Digital television network

ManiaTV is a digital television network that produces, packages and distributes premium live celebrity TV shows for the 13-34 youth/young adult market. According to comScore, ManiaTV reaches over 10 million viewers each month. It was founded by Drew Massey.

==History==
ManiaTV Network launched in 2004 as the world's first Internet television network. In early 2008, ManiaTV moved to Los Angeles, California, from its original base of operations in Denver, Colorado. The move was to place the company closer to the talent and partnerships in the entertainment industry. The new home included a production house with sound stage, allowing many of the shows to be filmed in-house.

The company has worked with every major advertising agency delivering branded entertainment before the term branded entertainment existed. Nearly 100 different advertisers have worked with ManiaTV.

In March 2009, the company was unable to renegotiate a credit facility with Comerica.

On July 10, 2009, the New York Times announced that the founder of ManiaTV, Drew Massey, who had retired to Chairman two years earlier, had raised additional money to buy out the company and relaunch with a focus exclusively on celebrity TV shows.
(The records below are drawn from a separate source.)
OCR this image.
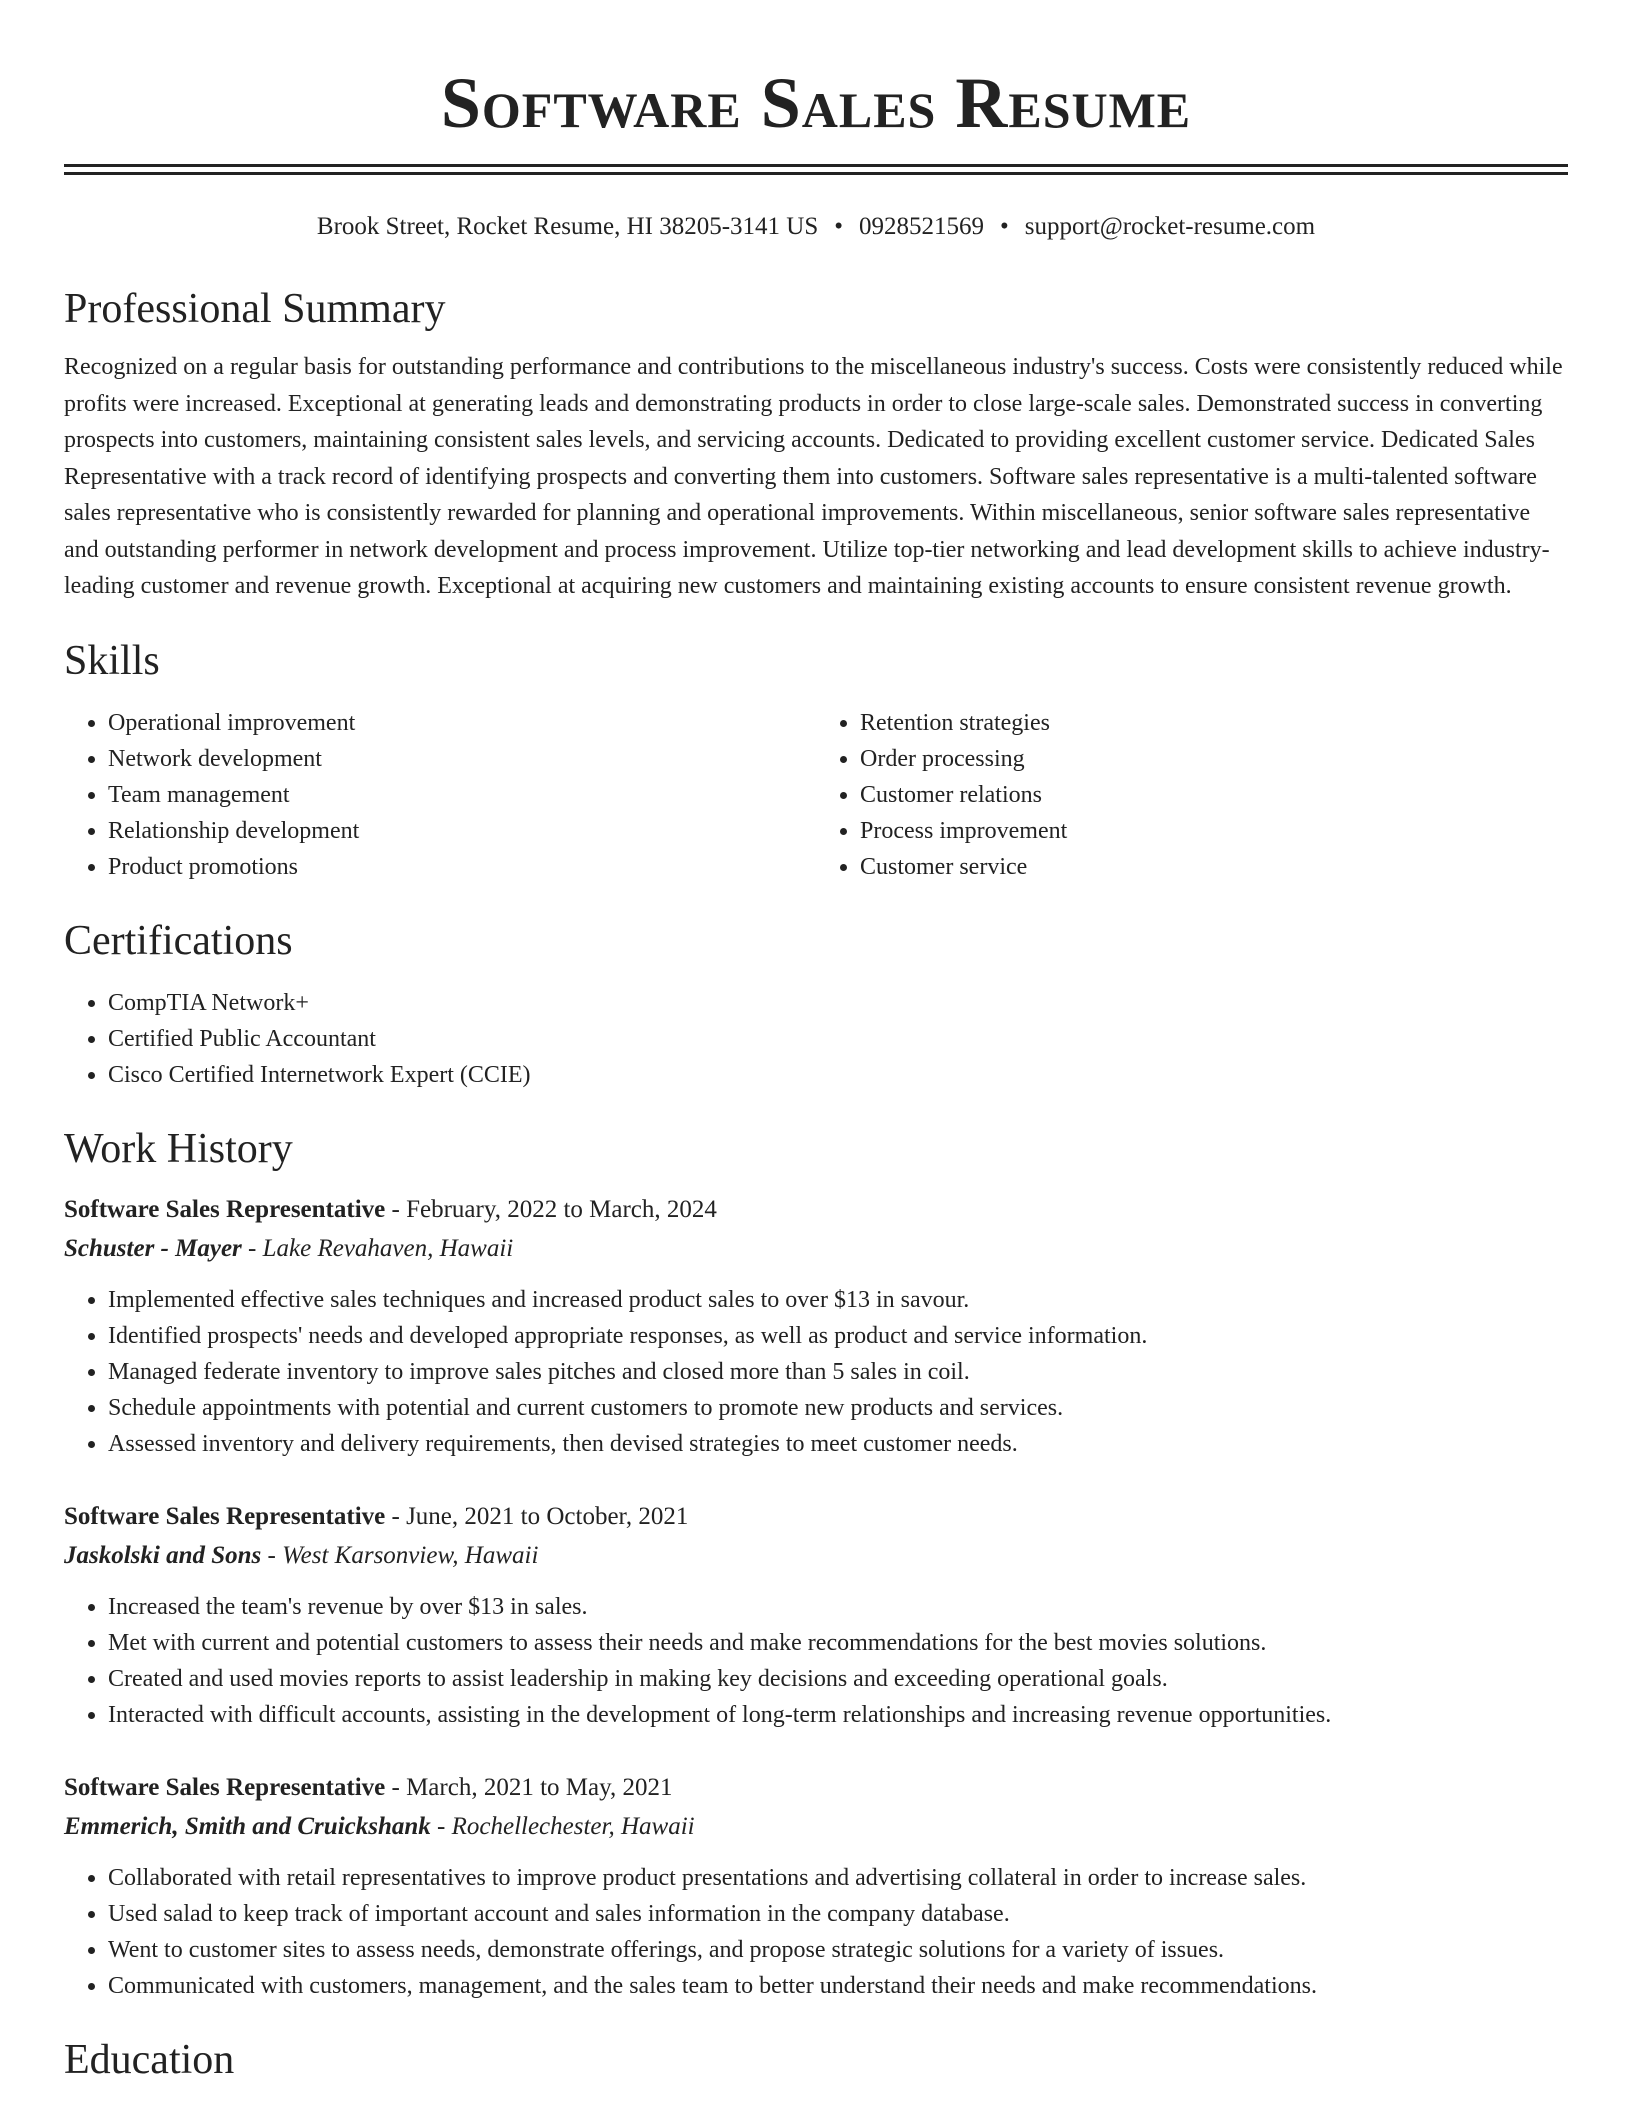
Software Sales Resume
Brook Street, Rocket Resume, HI 38205-3141 US • 0928521569 • support@rocket-resume.com
Professional Summary

Recognized on a regular basis for outstanding performance and contributions to the miscellaneous industry's success. Costs were consistently reduced while profits were increased. Exceptional at generating leads and demonstrating products in order to close large-scale sales. Demonstrated success in converting prospects into customers, maintaining consistent sales levels, and servicing accounts. Dedicated to providing excellent customer service. Dedicated Sales Representative with a track record of identifying prospects and converting them into customers. Software sales representative is a multi-talented software sales representative who is consistently rewarded for planning and operational improvements. Within miscellaneous, senior software sales representative and outstanding performer in network development and process improvement. Utilize top-tier networking and lead development skills to achieve industry-leading customer and revenue growth. Exceptional at acquiring new customers and maintaining existing accounts to ensure consistent revenue growth.

Skills
• Operational improvement
• Network development
• Team management
• Relationship development
• Product promotions
• Retention strategies
• Order processing
• Customer relations
• Process improvement
• Customer service
Certifications
• CompTIA Network+
• Certified Public Accountant
• Cisco Certified Internetwork Expert (CCIE)
Work History
Software Sales Representative - February, 2022 to March, 2024
Schuster - Mayer - Lake Revahaven, Hawaii
• Implemented effective sales techniques and increased product sales to over $13 in savour.
• Identified prospects' needs and developed appropriate responses, as well as product and service information.
• Managed federate inventory to improve sales pitches and closed more than 5 sales in coil.
• Schedule appointments with potential and current customers to promote new products and services.
• Assessed inventory and delivery requirements, then devised strategies to meet customer needs.
Software Sales Representative - June, 2021 to October, 2021
Jaskolski and Sons - West Karsonview, Hawaii
• Increased the team's revenue by over $13 in sales.
• Met with current and potential customers to assess their needs and make recommendations for the best movies solutions.
• Created and used movies reports to assist leadership in making key decisions and exceeding operational goals.
• Interacted with difficult accounts, assisting in the development of long-term relationships and increasing revenue opportunities.
Software Sales Representative - March, 2021 to May, 2021
Emmerich, Smith and Cruickshank - Rochellechester, Hawaii
• Collaborated with retail representatives to improve product presentations and advertising collateral in order to increase sales.
• Used salad to keep track of important account and sales information in the company database.
• Went to customer sites to assess needs, demonstrate offerings, and propose strategic solutions for a variety of issues.
• Communicated with customers, management, and the sales team to better understand their needs and make recommendations.
Education
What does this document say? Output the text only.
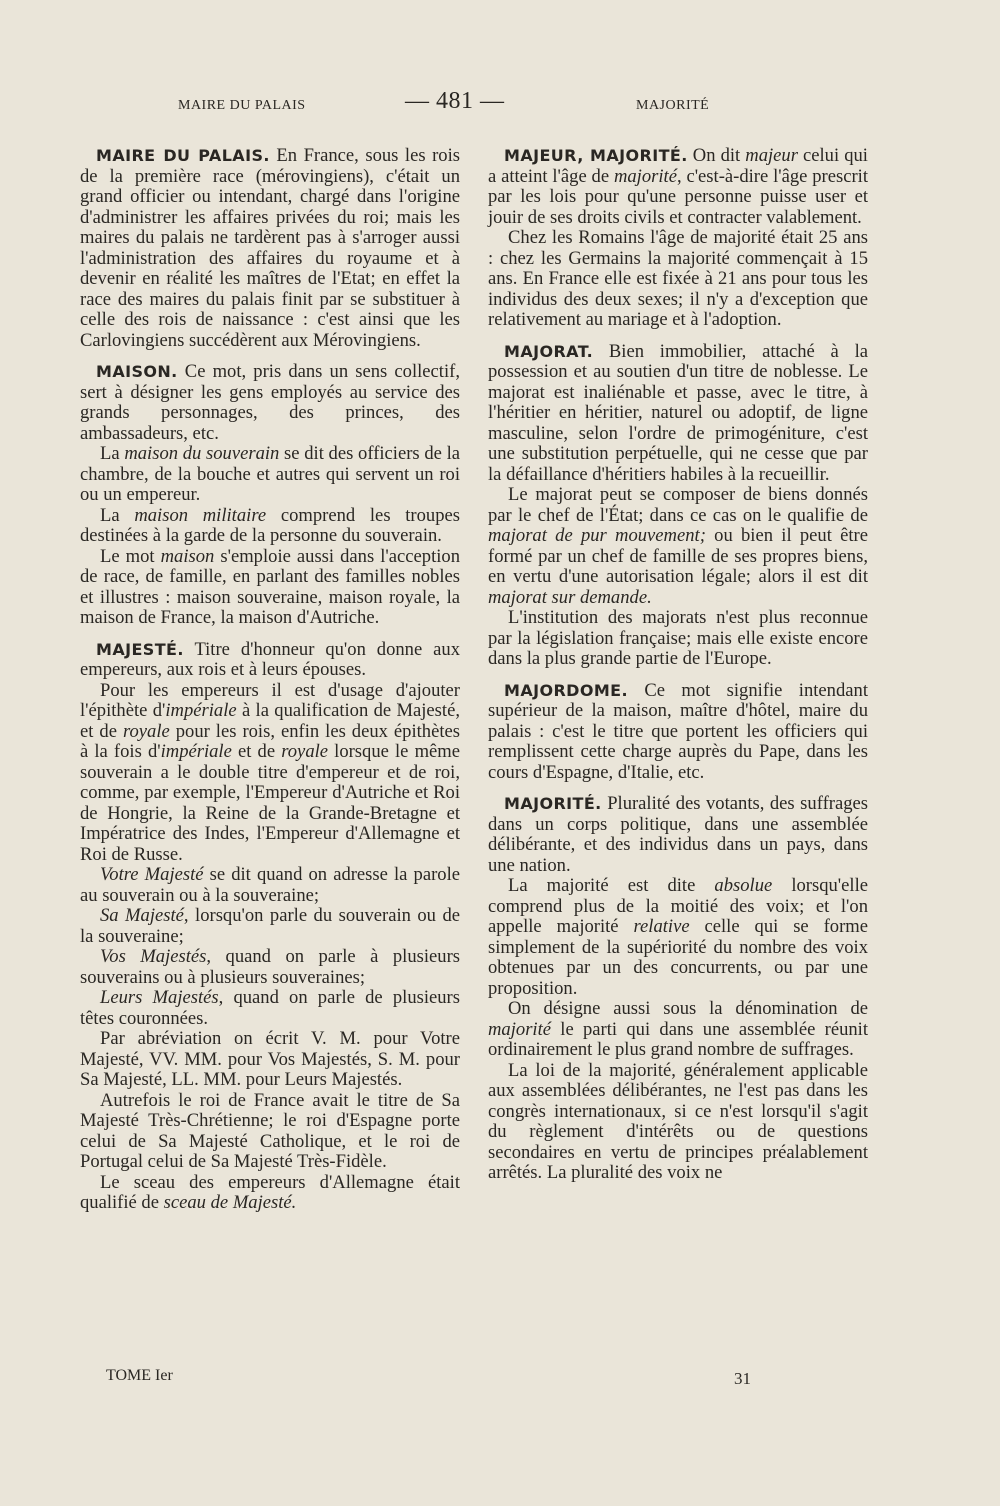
MAIRE DU PALAIS	— 481 —	MAJORITÉ

MAIRE DU PALAIS. En France, sous les rois de la première race (mérovingiens), c'était un grand officier ou intendant, chargé dans l'origine d'administrer les affaires privées du roi; mais les maires du palais ne tardèrent pas à s'arroger aussi l'administration des affaires du royaume et à devenir en réalité les maîtres de l'Etat; en effet la race des maires du palais finit par se substituer à celle des rois de naissance : c'est ainsi que les Carlovingiens succédèrent aux Mérovingiens.

MAISON. Ce mot, pris dans un sens collectif, sert à désigner les gens employés au service des grands personnages, des princes, des ambassadeurs, etc.

La maison du souverain se dit des officiers de la chambre, de la bouche et autres qui servent un roi ou un empereur.

La maison militaire comprend les troupes destinées à la garde de la personne du souverain.

Le mot maison s'emploie aussi dans l'acception de race, de famille, en parlant des familles nobles et illustres : maison souveraine, maison royale, la maison de France, la maison d'Autriche.

MAJESTÉ. Titre d'honneur qu'on donne aux empereurs, aux rois et à leurs épouses.

Pour les empereurs il est d'usage d'ajouter l'épithète d'impériale à la qualification de Majesté, et de royale pour les rois, enfin les deux épithètes à la fois d'impériale et de royale lorsque le même souverain a le double titre d'empereur et de roi, comme, par exemple, l'Empereur d'Autriche et Roi de Hongrie, la Reine de la Grande-Bretagne et Impératrice des Indes, l'Empereur d'Allemagne et Roi de Russe.

Votre Majesté se dit quand on adresse la parole au souverain ou à la souveraine;

Sa Majesté, lorsqu'on parle du souverain ou de la souveraine;

Vos Majestés, quand on parle à plusieurs souverains ou à plusieurs souveraines;

Leurs Majestés, quand on parle de plusieurs têtes couronnées.

Par abréviation on écrit V. M. pour Votre Majesté, VV. MM. pour Vos Majestés, S. M. pour Sa Majesté, LL. MM. pour Leurs Majestés.

Autrefois le roi de France avait le titre de Sa Majesté Très-Chrétienne; le roi d'Espagne porte celui de Sa Majesté Catholique, et le roi de Portugal celui de Sa Majesté Très-Fidèle.

Le sceau des empereurs d'Allemagne était qualifié de sceau de Majesté.

MAJEUR, MAJORITÉ. On dit majeur celui qui a atteint l'âge de majorité, c'est-à-dire l'âge prescrit par les lois pour qu'une personne puisse user et jouir de ses droits civils et contracter valablement.

Chez les Romains l'âge de majorité était 25 ans : chez les Germains la majorité commençait à 15 ans. En France elle est fixée à 21 ans pour tous les individus des deux sexes; il n'y a d'exception que relativement au mariage et à l'adoption.

MAJORAT. Bien immobilier, attaché à la possession et au soutien d'un titre de noblesse. Le majorat est inaliénable et passe, avec le titre, à l'héritier en héritier, naturel ou adoptif, de ligne masculine, selon l'ordre de primogéniture, c'est une substitution perpétuelle, qui ne cesse que par la défaillance d'héritiers habiles à la recueillir.

Le majorat peut se composer de biens donnés par le chef de l'État; dans ce cas on le qualifie de majorat de pur mouvement; ou bien il peut être formé par un chef de famille de ses propres biens, en vertu d'une autorisation légale; alors il est dit majorat sur demande.

L'institution des majorats n'est plus reconnue par la législation française; mais elle existe encore dans la plus grande partie de l'Europe.

MAJORDOME. Ce mot signifie intendant supérieur de la maison, maître d'hôtel, maire du palais : c'est le titre que portent les officiers qui remplissent cette charge auprès du Pape, dans les cours d'Espagne, d'Italie, etc.

MAJORITÉ. Pluralité des votants, des suffrages dans un corps politique, dans une assemblée délibérante, et des individus dans un pays, dans une nation.

La majorité est dite absolue lorsqu'elle comprend plus de la moitié des voix; et l'on appelle majorité relative celle qui se forme simplement de la supériorité du nombre des voix obtenues par un des concurrents, ou par une proposition.

On désigne aussi sous la dénomination de majorité le parti qui dans une assemblée réunit ordinairement le plus grand nombre de suffrages.

La loi de la majorité, généralement applicable aux assemblées délibérantes, ne l'est pas dans les congrès internationaux, si ce n'est lorsqu'il s'agit du règlement d'intérêts ou de questions secondaires en vertu de principes préalablement arrêtés. La pluralité des voix ne

TOME Ier	31
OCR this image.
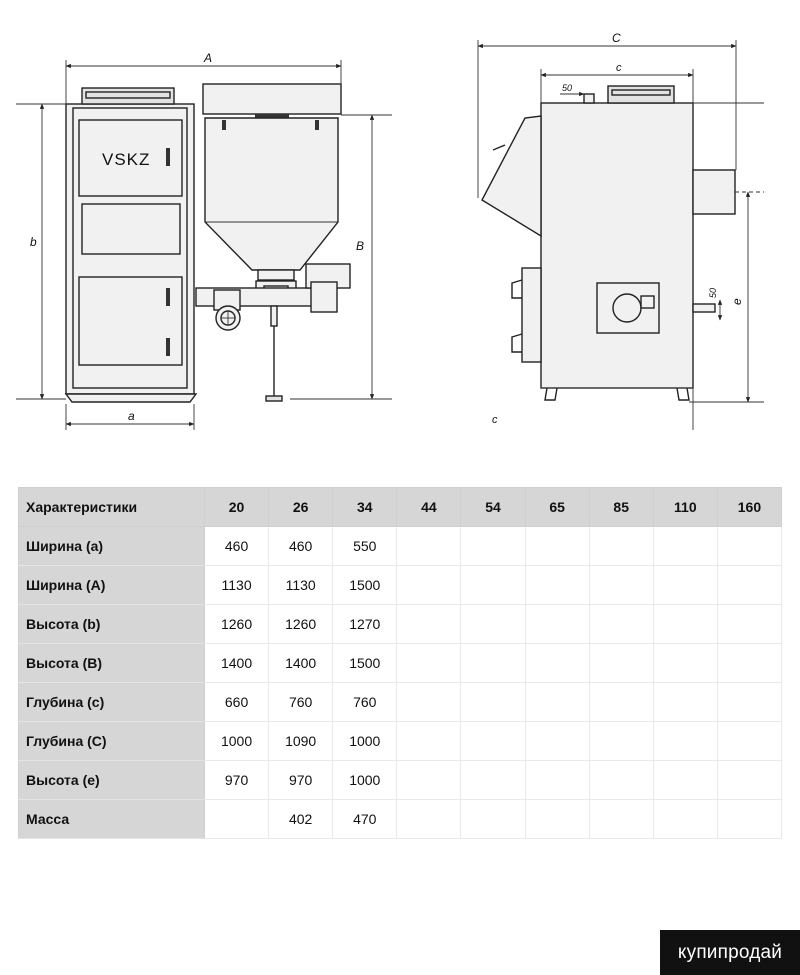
A
a
b	B
VSKZ
C
c
50
e
50
c
Характеристики	20	26	34	44	54	65	85	110	160
Ширина (a)	460	460	550						
Ширина (A)	1130	1130	1500						
Высота (b)	1260	1260	1270						
Высота (B)	1400	1400	1500						
Глубина (c)	660	760	760						
Глубина (C)	1000	1090	1000						
Высота (e)	970	970	1000						
Масса		402	470						
купипродай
TV veteran Warren Littlefield joined the new company board.

==Programming==
ManiaTV's youth programming slate has included celebrities, music, action sports, gaming and comedy. Shows include Tom Green Live! and Dave Navarro's Spread TV, Dave Navarro's Dr. Dave, Dave Navarro's Relative Reality, Gastineau Girls' G-Spot TV, The Chuck Norris Show, Stage 5 Live Concerts, The Arcade, Laugh of the Day with the National Lampoon's Lemmings, Top 5, Gameology, Grudge Match, Video Game Report, War Room, All Access, At the Show, Sam's Circle, Truth in Music, Comedy Roadtrip, Hollywood Junket Queen, Jonah Ray's Barbequay and Laugh of the Day.

Founder Drew Massey has announced that several new celebrity-hosted TV shows will launch in the 2009/2010 television season.